2014 figures show improvement in SHEDG bottom line

Sean C. Morgan

Based on Internal Revenue Service records for 2014 recently filed by the Sweet Home Economic Development Group, SHEDG lost money, but the amount was nearly $100,000 less than it was in 2013.

SHEDG’s Form 990 showed a net loss of $77,000 in 2014, down from a $174,000 loss in 2013.

The organization had $387,000 in expenses in 2014 and $310,000 in revenue, reducing its net assets – the money it’s saved from profitable years – from $444,000 to $367,000.

SHEDG released its Form 990 for 2014 to The New Era on Friday.

The IRS requires tax-exempt organizations to file a Form 990 annually. The form details financial status for nonprofit organizations and is a public record. SHEDG typically files its Form 990 in the fall.

“There was great improvement over the prior year,” said SHEDG President John Wittwer. “We’re in a very critical time, but I’m extremely optimistic about it. Despite the challenging economics of the situation right now, the board just really feels upbeat.”

SHEDG’s primary fund-raising tool is the Oregon Jamboree. The festival was founded in 1992 as a means to raise money for its economic development projects.

SHEDG reported $2.6 million in gross income for the 2014 Oregon Jamboree and $2.3 million in expenses, providing a net income of $278,000.

SHEDG provides an umbrella to the Sweet Home Beautification Committee, which runs an arts and crafts festival during the Jamboree to raise funds for its projects. SHEDG passes the proceeds directly to the committee.

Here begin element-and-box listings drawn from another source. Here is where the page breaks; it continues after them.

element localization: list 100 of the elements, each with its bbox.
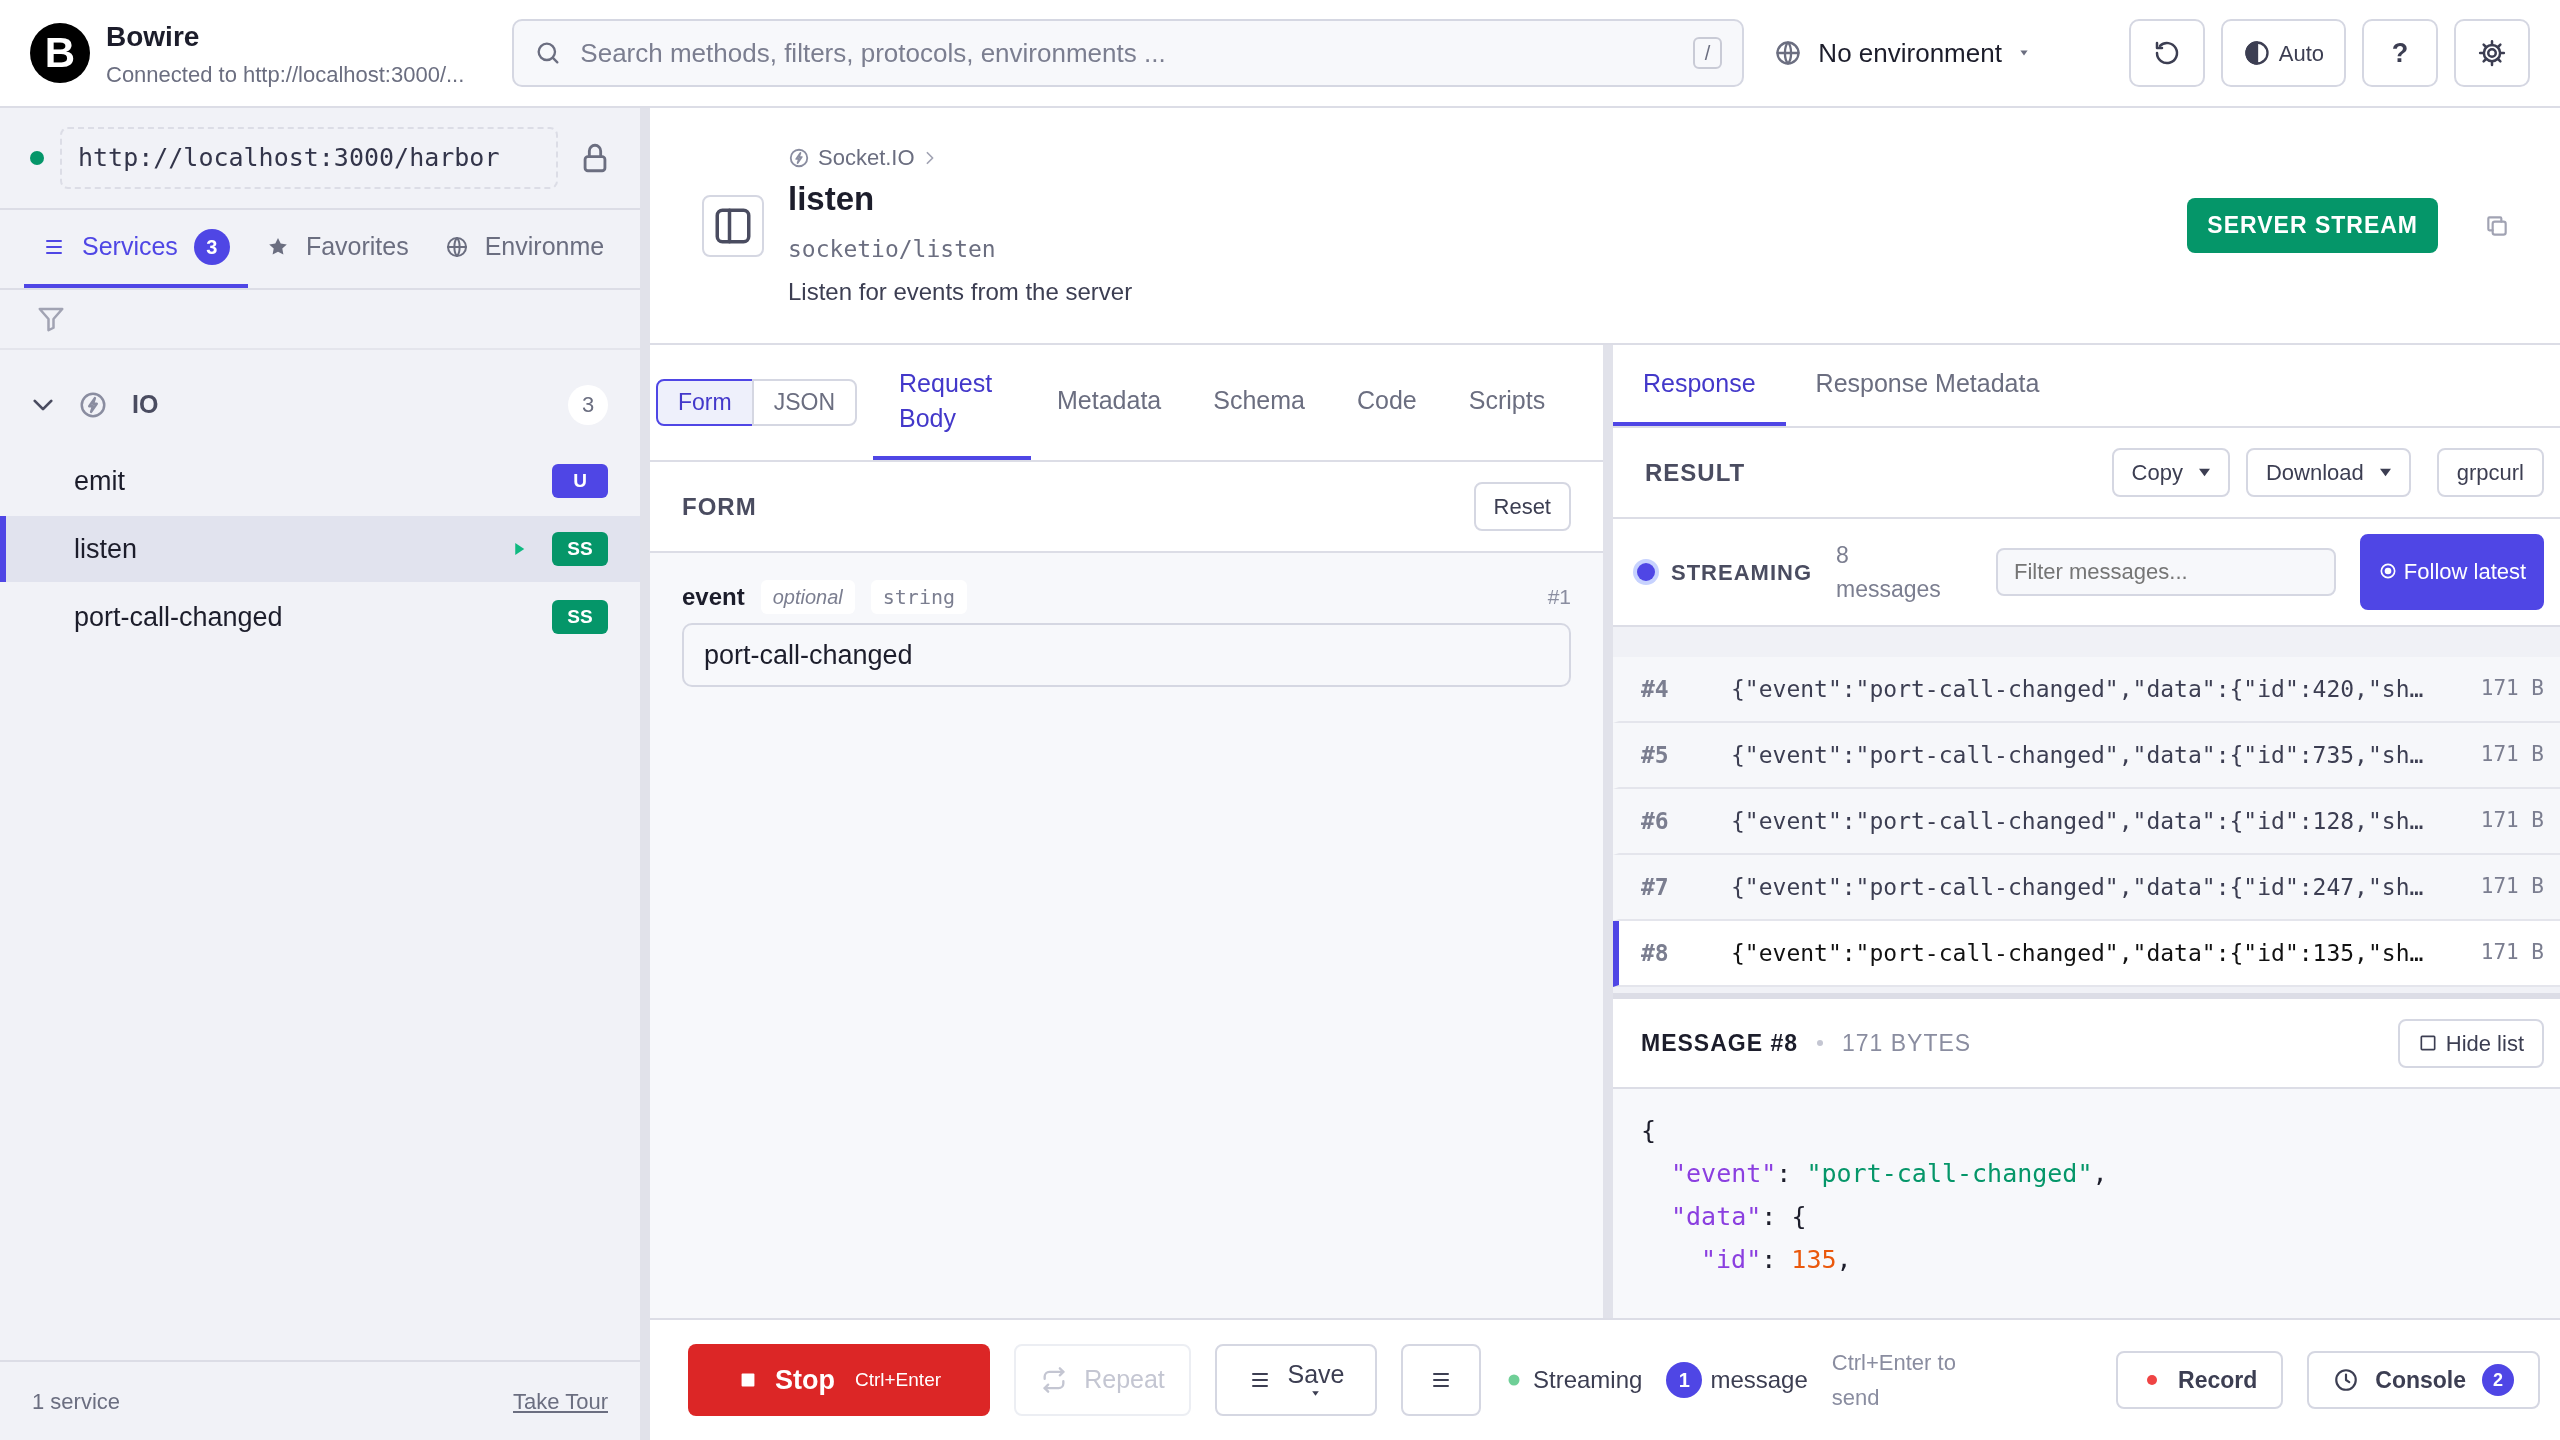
method-item[interactable]: emit U xyxy=(0,448,640,514)
request-tab[interactable]: Code xyxy=(1331,345,1443,460)
section-title: FORM xyxy=(682,491,757,522)
shortcut-key: / xyxy=(1692,37,1723,69)
request-tab[interactable]: Request Body xyxy=(873,345,1031,460)
message-preview: {"event":"port-call-changed","data":{"id":135,"sh… xyxy=(1731,938,2425,968)
count-badge: 1 xyxy=(1666,1362,1703,1398)
message-index: #7 xyxy=(1641,872,1670,902)
contrast-icon xyxy=(2242,39,2271,67)
message-title: MESSAGE #8 xyxy=(1641,1028,1798,1058)
method-type-badge: SS xyxy=(552,600,608,634)
message-count: 8 xyxy=(1836,540,1850,570)
code-line: "id": 135, xyxy=(1700,1244,1852,1276)
field-label: event xyxy=(682,582,745,612)
code-line: "event": "port-call-changed", xyxy=(1670,1158,2108,1190)
logo: B xyxy=(30,23,90,83)
lightning-icon xyxy=(788,146,810,169)
message-row[interactable]: #6 {"event":"port-call-changed","data":{"id":128,"sh… 171 B xyxy=(1613,789,2560,855)
code-line: "data": { xyxy=(1670,1201,1807,1233)
app-name: Bowire xyxy=(106,19,201,54)
method-path: socketio/listen xyxy=(788,234,997,264)
message-size: 171 B xyxy=(2480,873,2544,901)
service-count: 1 service xyxy=(32,1387,121,1416)
method-title: listen xyxy=(788,179,876,219)
theme-button[interactable]: Auto xyxy=(2220,19,2346,87)
message-row[interactable]: #7 {"event":"port-call-changed","data":{"id":247,"sh… 171 B xyxy=(1613,855,2560,921)
method-type-badge: U xyxy=(552,464,608,498)
splitter-handle[interactable] xyxy=(1603,345,1613,1318)
message-preview: {"event":"port-call-changed","data":{"id":247,"sh… xyxy=(1731,872,2425,902)
mode-toggle[interactable]: JSON xyxy=(751,379,857,426)
method-type-badge: SS xyxy=(552,532,608,566)
section-title: RESULT xyxy=(1645,457,1746,488)
message-index: #4 xyxy=(1641,674,1670,704)
reset-button[interactable]: Reset xyxy=(1473,482,1571,531)
follow-toggle[interactable]: Follow latest xyxy=(2360,534,2544,610)
globe-icon xyxy=(444,235,469,259)
message-count-label: messages xyxy=(1836,575,1941,604)
method-name: listen xyxy=(74,532,138,566)
panel-icon xyxy=(702,194,764,257)
count-badge: 3 xyxy=(193,229,230,265)
type-tag: string xyxy=(870,580,967,614)
optional-tag: optional xyxy=(760,580,855,614)
clock-icon xyxy=(2333,1367,2360,1393)
globe-icon xyxy=(1774,39,1803,67)
action-button[interactable]: Download xyxy=(2245,448,2411,497)
message-size: 171 B xyxy=(2480,807,2544,835)
stream-dot xyxy=(1637,563,1655,581)
lightning-icon xyxy=(78,390,108,420)
environment-selector[interactable]: No environment xyxy=(1768,32,2036,74)
save-button[interactable]: Save xyxy=(1215,1344,1377,1416)
settings-icon xyxy=(2477,38,2507,68)
code-line: { xyxy=(1641,1115,1657,1147)
stream-status: STREAMING xyxy=(1671,558,1812,587)
action-button[interactable]: grpcurl xyxy=(2436,448,2544,497)
record-button[interactable]: Record xyxy=(2116,1351,2284,1409)
message-index: #8 xyxy=(1641,938,1670,968)
connection-status: Connected to http://localhost:3000/... xyxy=(106,60,465,89)
message-index: #5 xyxy=(1641,740,1670,770)
message-preview: {"event":"port-call-changed","data":{"id":735,"sh… xyxy=(1731,740,2425,770)
action-button[interactable]: Copy xyxy=(2111,448,2230,497)
response-tab[interactable]: Response Metadata xyxy=(1785,345,2070,426)
message-index: #6 xyxy=(1641,806,1670,836)
search-bar[interactable]: Search methods, filters, protocols, environments ... / xyxy=(512,19,1745,87)
text-field[interactable]: port-call-changed xyxy=(682,623,1571,687)
request-tab[interactable]: Schema xyxy=(1187,345,1331,460)
sidebar-tab[interactable]: Environme xyxy=(426,210,623,288)
count-badge: 2 xyxy=(2482,1364,2514,1396)
search-field[interactable]: Search methods, filters, protocols, environments ... xyxy=(578,32,1677,74)
message-size: 171 B xyxy=(2480,741,2544,769)
take-tour-link[interactable]: Take Tour xyxy=(513,1384,608,1418)
settings-button[interactable] xyxy=(2454,19,2530,87)
method-description: Listen for events from the server xyxy=(788,277,1133,307)
refresh-button[interactable] xyxy=(2128,19,2205,87)
request-tab[interactable]: Scripts xyxy=(1442,345,1572,460)
sidebar-tab[interactable]: Favorites xyxy=(247,210,427,288)
filter-field[interactable]: Filter messages... xyxy=(1996,548,2336,596)
message-row[interactable]: #8 {"event":"port-call-changed","data":{"id":135,"sh… 171 B xyxy=(1613,921,2560,987)
stop-button[interactable]: Stop Ctrl+Enter xyxy=(688,1344,990,1416)
breadcrumb-link[interactable]: Socket.IO xyxy=(818,141,915,174)
help-button[interactable]: ? xyxy=(2362,19,2438,87)
mode-toggle[interactable]: Form xyxy=(656,379,754,426)
message-row[interactable]: #4 {"event":"port-call-changed","data":{"id":420,"sh… 171 B xyxy=(1613,657,2560,723)
hide-list-button[interactable]: Hide list xyxy=(2397,1018,2544,1068)
console-button[interactable]: Console 2 xyxy=(2307,1351,2540,1409)
method-item[interactable]: port-call-changed SS xyxy=(0,584,640,650)
menu-button[interactable] xyxy=(1401,1344,1481,1416)
stream-status: Streaming xyxy=(1533,1365,1643,1395)
message-row[interactable]: #5 {"event":"port-call-changed","data":{"id":735,"sh… 171 B xyxy=(1613,723,2560,789)
method-name: port-call-changed xyxy=(74,600,283,634)
message-label: message xyxy=(1710,1365,1808,1395)
request-tab[interactable]: Metadata xyxy=(1031,345,1188,460)
splitter-handle[interactable] xyxy=(640,108,650,1440)
message-preview: {"event":"port-call-changed","data":{"id":420,"sh… xyxy=(1731,674,2425,704)
method-item[interactable]: listen SS xyxy=(0,516,640,582)
separator-dot-icon xyxy=(1814,1037,1826,1049)
server-url[interactable]: http://localhost:3000/harbor xyxy=(60,127,558,189)
sidebar-tab[interactable]: Services 3 xyxy=(24,210,248,288)
shortcut-hint: Ctrl+Enter to send xyxy=(1831,1348,1957,1412)
service-group[interactable]: IO 3 xyxy=(0,372,640,438)
response-tab[interactable]: Response xyxy=(1613,345,1786,426)
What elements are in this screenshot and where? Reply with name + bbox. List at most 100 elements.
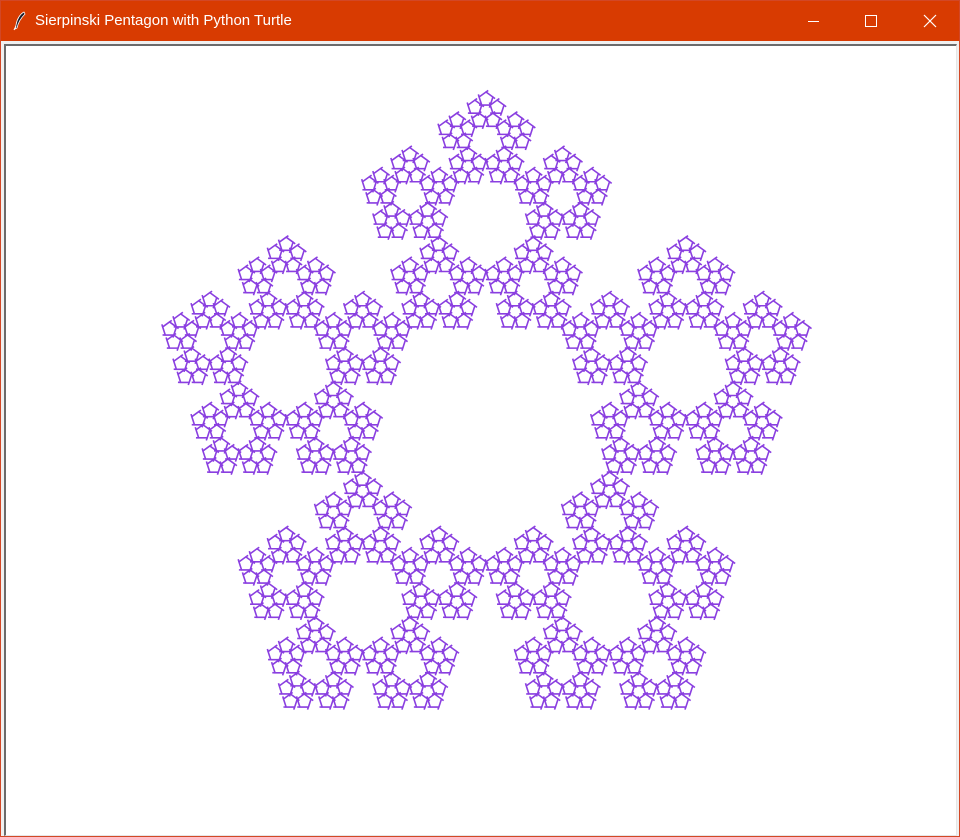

The festival raised $14,000 in gross revenue, with $6,000 in expenses, providing a net income of $8,000 for the Beautification Committee.

Other events provided some $22,000 in additional revenue, providing an overall net income of $308,000 to SHEDG.

Staff expenses are not counted among Jamboree expenses, with employee time shared among Jamboree and SHEDG functions. Employee compensation cost a total of $298,000 in 2014. The compensation for Festival Director Erin Regrutto and Marketing Director Teresa Stas, the top paid employees and the only ones listed on the form, totaled approximately $148,000.

“The 2014 event, if you talk about out-of-pocket costs and income, yes, it was a break-even,” Wittwer said. “We just need more customers in our existing space.”

Factoring in SHEDG expenses, he said, the organization saw a net loss in 2014.

SHEDG paid out $21,000 in grants and other assistance to other organizations. Remaining expenses include rent, office expenses, information technology, dues and subscriptions, property expenses, repairs and maintenance, utilities and security.

“We need to produce surpluses on the Jamboree in order to reduce those expenses,” Wittwer said. All appearances are that the 2016 event will achieve this.

“Robert (Shamek, festival director) has already taken substantial steps at reducing costs,” Wittwer said. He believes it likely will raise the organization into the black.

The 2015 event, held at the beginning of August, will be close to budget, Wittwer said. “I think we’re still in the red though.”

SHEDG had to dip into its cash reserves in 2015 for cash flow purposes, Wittwer said. “What I’m encouraged by is the budget allowed us to put money back into the reserves.”

And the reserves have already been replenished, he said.

The organization is well into the 2016 budget process, Wittwer said, and it already has a strategy for 2016.

“My hat’s off to the staff and all they’ve done to take care of that,” Wittwer said. “Robert is extremely penny-conscious and creative in how he works with vendors.”

The game has changed, Wittwer said. The staff has been really aggressive about pursuing other opportunities for SHEDG’s Sweet Events – additional events, such as the annual Mystery Concert held in Corvallis. The board will continue to support staff in seeking other opportunities for revenue.

SHEDG continues to pursue the 200-acre Knife River property, currently owned by Linn County, at the north end of Clark Mill Road and located along the South Santiam River to the west of Clark Mill. Details are almost finalized with the Oregon Department of Environmental Quality to allow the county to deed the land to SHEDG. With a clean bill of health, the property will be free of environmental liabilities at that point.

“We can head into it knowing we don’t need to look over our shoulders, with something that might have happened in the past,” Wittwer said. He praised Knife River’s assistance in reclaiming the land.

SHEDG will initially use the property as a campground, Wittwer said. A mid-term goal will be to move the Oregon Jamboree to the property. Long-term, SHEDG will begin a public outreach process to find out what Sweet Home residents would like to see on the property.

Wittwer said he would like to see a plan set within the next two or three years.